My partner team is having an issue and quite a few of us put our heads together in an attempt to find the solution.
The is with the motor control. 4 motors on the drive are connected via a Y-cable, 2 motors in each Y-cable. When the motors are connected into individual ports, say port 2 and port 3, the motors run fine. The joystick control works, and everything’s nice and dandy.
When we connect the motors with a Y-cable, one setup of the y-cables makes the motors do nothing, and then when we flip the PMW connections, the wheels take off and they do not stop, and joystick control does not seem to work.
We have tried 3 different y cables, we have tried using a different laptop for code (although I’m not sure how that would help), and we’ve tried simplifying our code to see if somehow -127 and 127 are being added to the port value.
Unfortunately nothing above has been fruitful.
Any insight would be appreciated.
did you try using a diffrent micro controler
No we did not, although I’m not entirely sure that’s the issue.
I will pass this on to my partner team and see if we have any success.
Any other suggestions?
no you already did everything i would have done
If you plug the motors directly into the ports on the controller and everything works as it is supposed to, you have a problem with either your Y-cable, or with how you are plugging the Y-cable into the controller or motors into the Y-cable. It cannot be your controller, programming PC, or code. Think about it – you have isolated the only new thing in the system, which is the Y-cable. 99 times out of 100 it’s going to be a plug-in polarity problem.
You have tested all four drive motors plugged directly into your controller, right? Otherwise, you might have motor/drive train issues in the motors you haven’t tested.
Backwards inserted Y cables has been the problem 99% if the time with our robots using them.
I was under the belief that if a Y-cable is inserted backwards, then it simply will move in the other direction. Not keep moving the motors…
Nope. Strange stuff happens – it doesn’t just run backwards.
Then I must be mistaken, and that’s our issue. Luckily the solution was easy to implement and we’re set to competition in roughly 1 hour. :D.
The Vex device labeled “Motor”. contains both a rotating machine AND some control circuitry. The direction and speed of the shaft’s rotation is controlled by the width of a pulse that comes from the microcontroller and is decoded by the circuitry attached to that rotating part of the “Motor”.
Read, Read, Read, Read the documentation that come with these devices.

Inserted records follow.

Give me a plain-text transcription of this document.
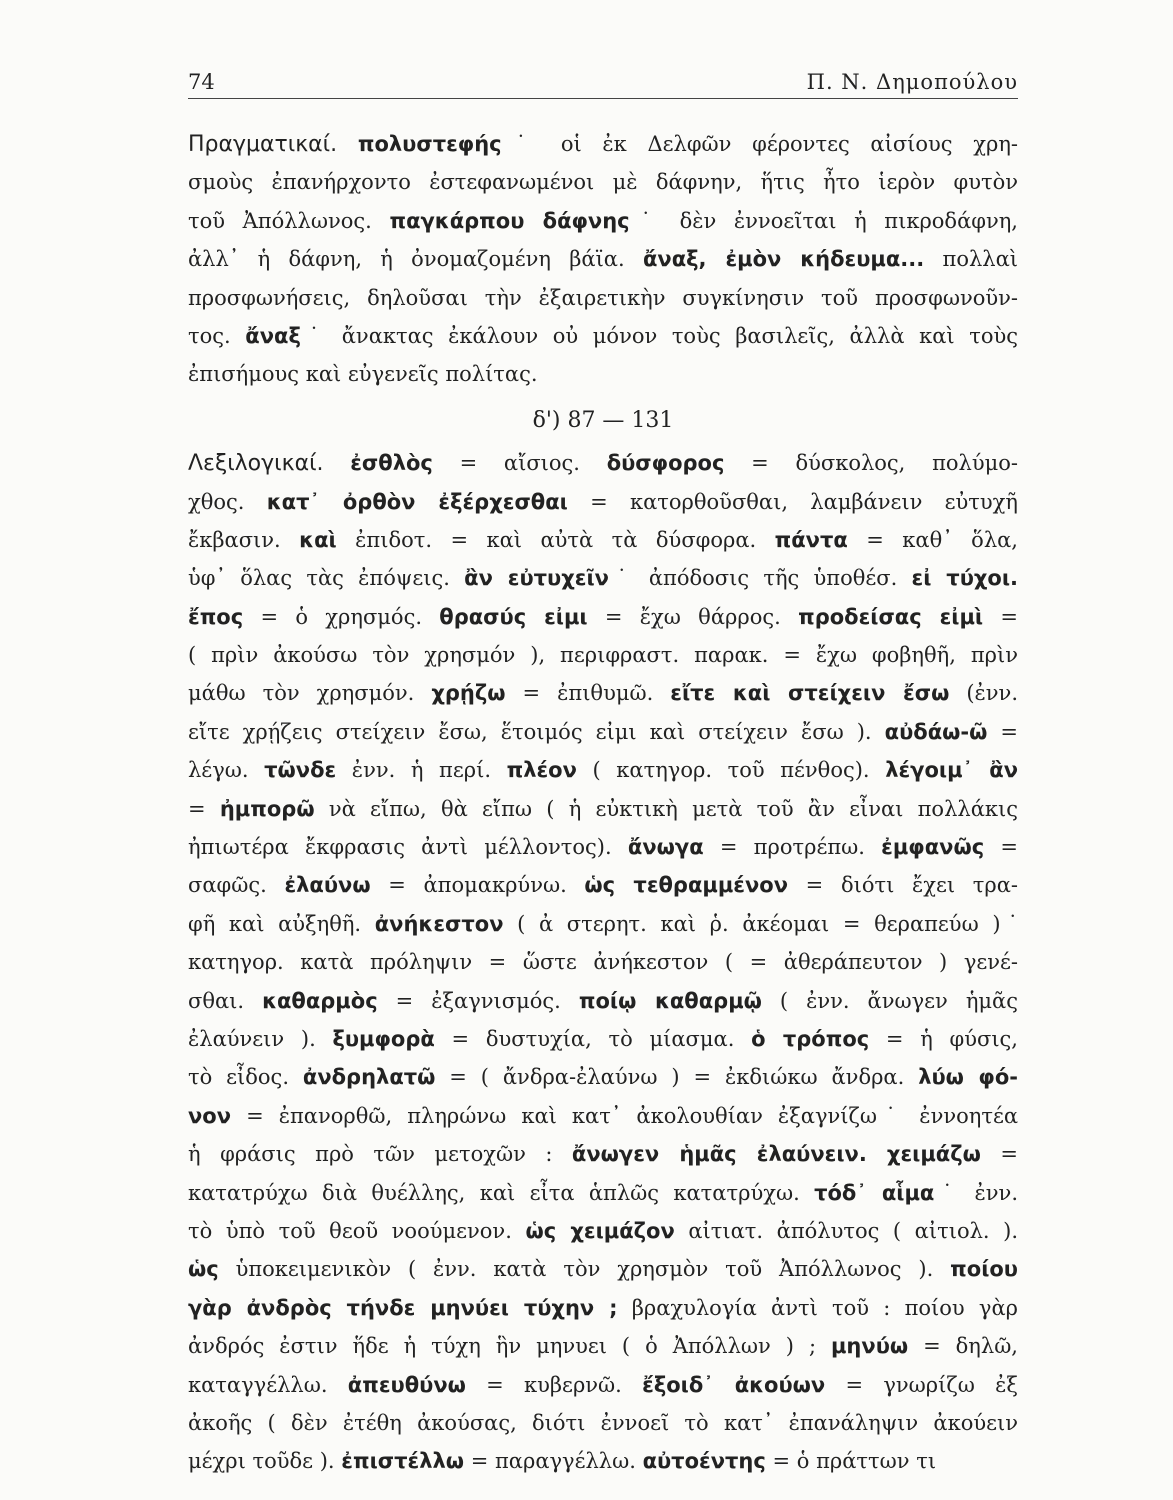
74	Π. Ν. Δημοπούλου
Πραγματικαί. πολυστεφής˙ οἱ ἐκ Δελφῶν φέροντες αἰσίους χρη-
σμοὺς ἐπανήρχοντο ἐστεφανωμένοι μὲ δάφνην, ἥτις ἦτο ἱερὸν φυτὸν
τοῦ Ἀπόλλωνος. παγκάρπου δάφνης˙ δὲν ἐννοεῖται ἡ πικροδάφνη,
ἀλλ᾽ ἡ δάφνη, ἡ ὀνομαζομένη βάϊα. ἄναξ, ἐμὸν κήδευμα... πολλαὶ
προσφωνήσεις, δηλοῦσαι τὴν ἐξαιρετικὴν συγκίνησιν τοῦ προσφωνοῦν-
τος. ἄναξ˙ ἄνακτας ἐκάλουν οὐ μόνον τοὺς βασιλεῖς, ἀλλὰ καὶ τοὺς
ἐπισήμους καὶ εὐγενεῖς πολίτας.
δ') 87 — 131
Λεξιλογικαί. ἐσθλὸς = αἴσιος. δύσφορος = δύσκολος, πολύμο-
χθος. κατ᾽ ὀρθὸν ἐξέρχεσθαι = κατορθοῦσθαι, λαμβάνειν εὐτυχῆ
ἔκβασιν. καὶ ἐπιδοτ. = καὶ αὐτὰ τὰ δύσφορα. πάντα = καθ᾽ ὅλα,
ὑφ᾽ ὅλας τὰς ἐπόψεις. ἂν εὐτυχεῖν˙ ἀπόδοσις τῆς ὑποθέσ. εἰ τύχοι.
ἔπος = ὁ χρησμός. θρασύς εἰμι = ἔχω θάρρος. προδείσας εἰμὶ =
( πρὶν ἀκούσω τὸν χρησμόν ), περιφραστ. παρακ. = ἔχω φοβηθῆ, πρὶν
μάθω τὸν χρησμόν. χρῄζω = ἐπιθυμῶ. εἴτε καὶ στείχειν ἔσω (ἐνν.
εἴτε χρῄζεις στείχειν ἔσω, ἕτοιμός εἰμι καὶ στείχειν ἔσω ). αὐδάω-ῶ =
λέγω. τῶνδε ἐνν. ἡ περί. πλέον ( κατηγορ. τοῦ πένθος). λέγοιμ᾽ ἂν
= ἠμπορῶ νὰ εἴπω, θὰ εἴπω ( ἡ εὐκτικὴ μετὰ τοῦ ἂν εἶναι πολλάκις
ἠπιωτέρα ἔκφρασις ἀντὶ μέλλοντος). ἄνωγα = προτρέπω. ἐμφανῶς =
σαφῶς. ἐλαύνω = ἀπομακρύνω. ὡς τεθραμμένον = διότι ἔχει τρα-
φῆ καὶ αὐξηθῆ. ἀνήκεστον ( ἀ στερητ. καὶ ῥ. ἀκέομαι = θεραπεύω )˙
κατηγορ. κατὰ πρόληψιν = ὥστε ἀνήκεστον ( = ἀθεράπευτον ) γενέ-
σθαι. καθαρμὸς = ἐξαγνισμός. ποίῳ καθαρμῷ ( ἐνν. ἄνωγεν ἡμᾶς
ἐλαύνειν ). ξυμφορὰ = δυστυχία, τὸ μίασμα. ὁ τρόπος = ἡ φύσις,
τὸ εἶδος. ἀνδρηλατῶ = ( ἄνδρα-ἐλαύνω ) = ἐκδιώκω ἄνδρα. λύω φό-
νον = ἐπανορθῶ, πληρώνω καὶ κατ᾽ ἀκολουθίαν ἐξαγνίζω˙ ἐννοητέα
ἡ φράσις πρὸ τῶν μετοχῶν : ἄνωγεν ἡμᾶς ἐλαύνειν. χειμάζω =
κατατρύχω διὰ θυέλλης, καὶ εἶτα ἁπλῶς κατατρύχω. τόδ᾽ αἷμα˙ ἐνν.
τὸ ὑπὸ τοῦ θεοῦ νοούμενον. ὡς χειμάζον αἰτιατ. ἀπόλυτος ( αἰτιολ. ).
ὡς ὑποκειμενικὸν ( ἐνν. κατὰ τὸν χρησμὸν τοῦ Ἀπόλλωνος ). ποίου
γὰρ ἀνδρὸς τήνδε μηνύει τύχην ; βραχυλογία ἀντὶ τοῦ : ποίου γὰρ
ἀνδρός ἐστιν ἥδε ἡ τύχη ἣν μηνυει ( ὁ Ἀπόλλων ) ; μηνύω = δηλῶ,
καταγγέλλω. ἀπευθύνω = κυβερνῶ. ἔξοιδ᾽ ἀκούων = γνωρίζω ἐξ
ἀκοῆς ( δὲν ἐτέθη ἀκούσας, διότι ἐννοεῖ τὸ κατ᾽ ἐπανάληψιν ἀκούειν
μέχρι τοῦδε ). ἐπιστέλλω = παραγγέλλω. αὐτοέντης = ὁ πράττων τι
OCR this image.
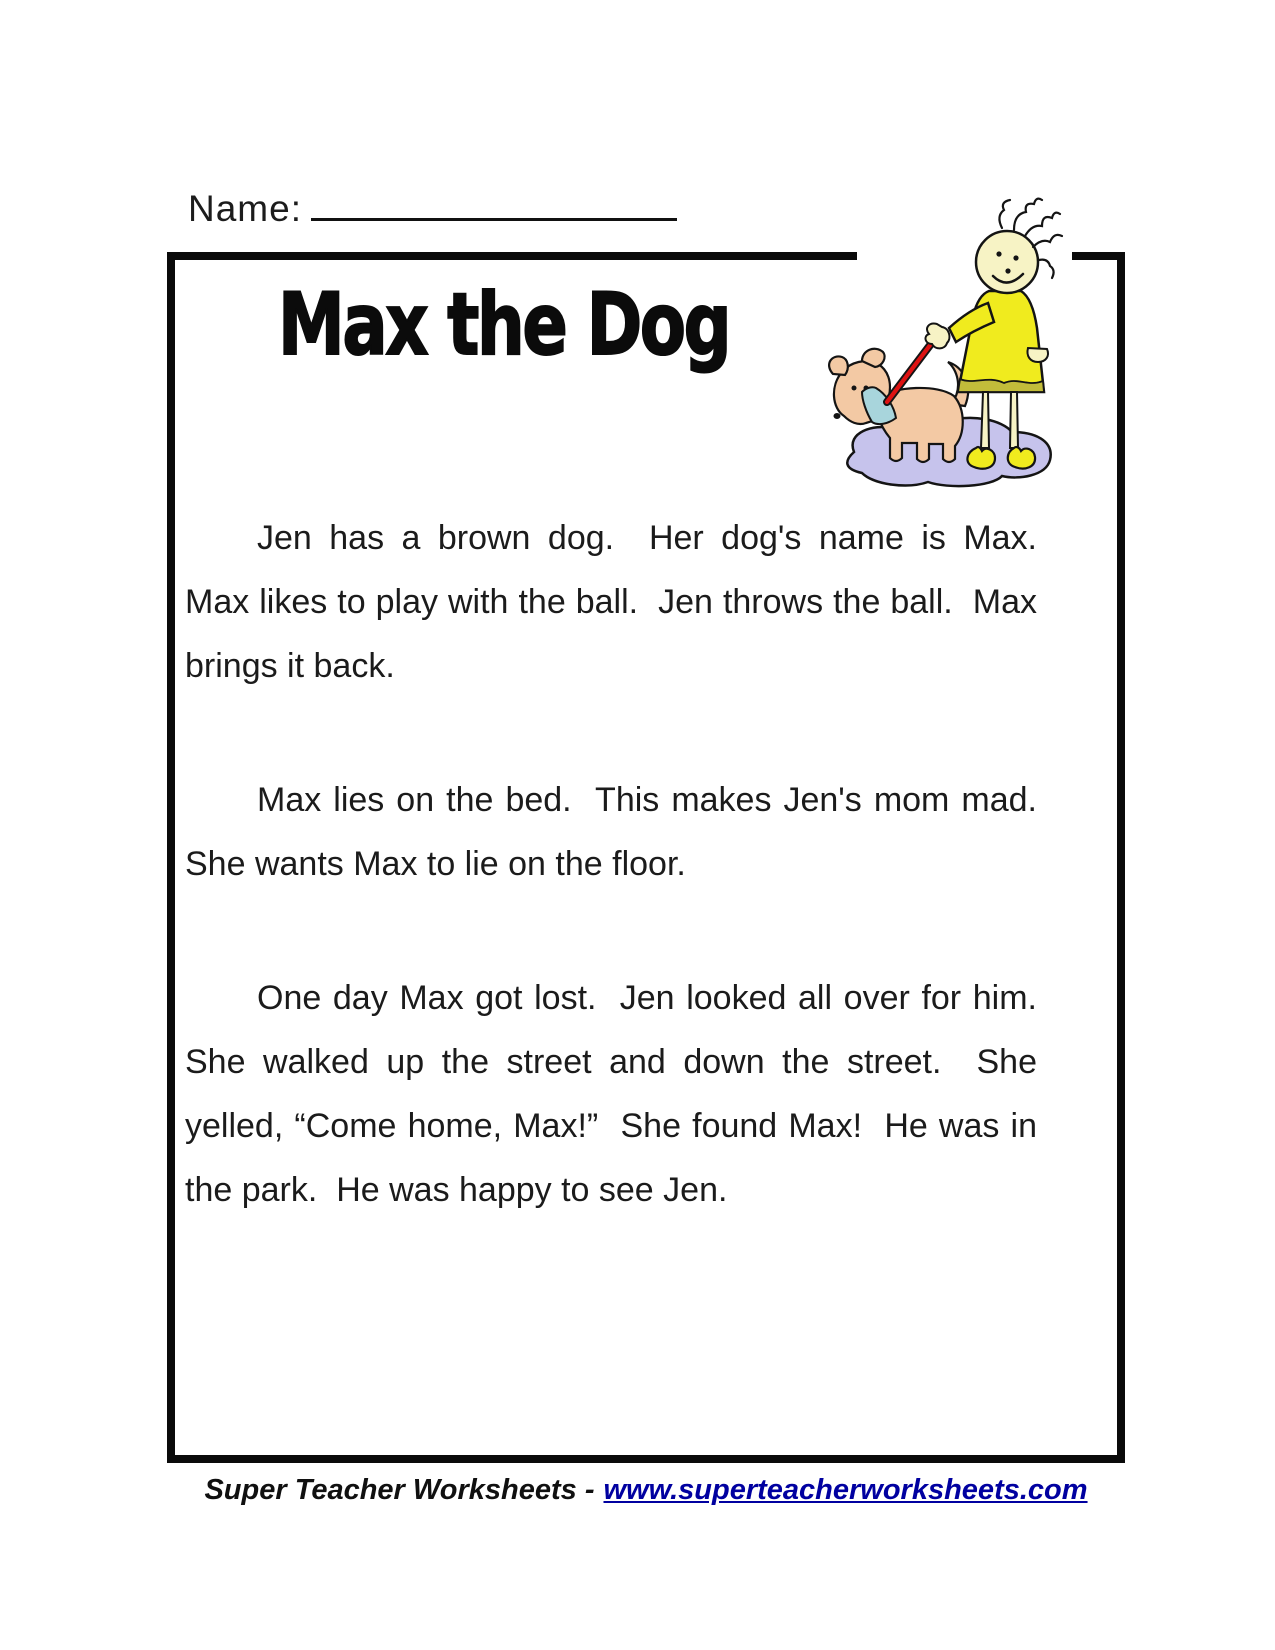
Name:
Max the Dog

Jen has a brown dog.  Her dog's name is Max.  Max likes to play with the ball.  Jen throws the ball.  Max brings it back.

Max lies on the bed.  This makes Jen's mom mad.  She wants Max to lie on the floor.

One day Max got lost.  Jen looked all over for him.  She walked up the street and down the street.  She yelled, “Come home, Max!”  She found Max!  He was in the park.  He was happy to see Jen.

Super Teacher Worksheets - www.superteacherworksheets.com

The wires on the PWM cables are color-coded so that you can avoid plugging them in “backwards”, not so that you can purposefully plug them in backwards.
I understand how a motor works. I was just under the incorrect impression that plugging a Y-cable in backwards would still work properly, but just turn the motor in the opposite direction.
OK - During the time that you were under that impression, I believe that you (and plenty of other folks) had forgotten how THIS motor works.
My goal isn’t focusing on your one “oops”. For every one you have enjoyed, I sure we can easily find one or two that I have.
My goal is to shine a light on the usefulness of everyone continuously investing a little time in dispelling assumptions, by studying how the Vex devices work. No matter how much I or anyone else knows about them, or about the general field of hobby robotics, there is always more to learn.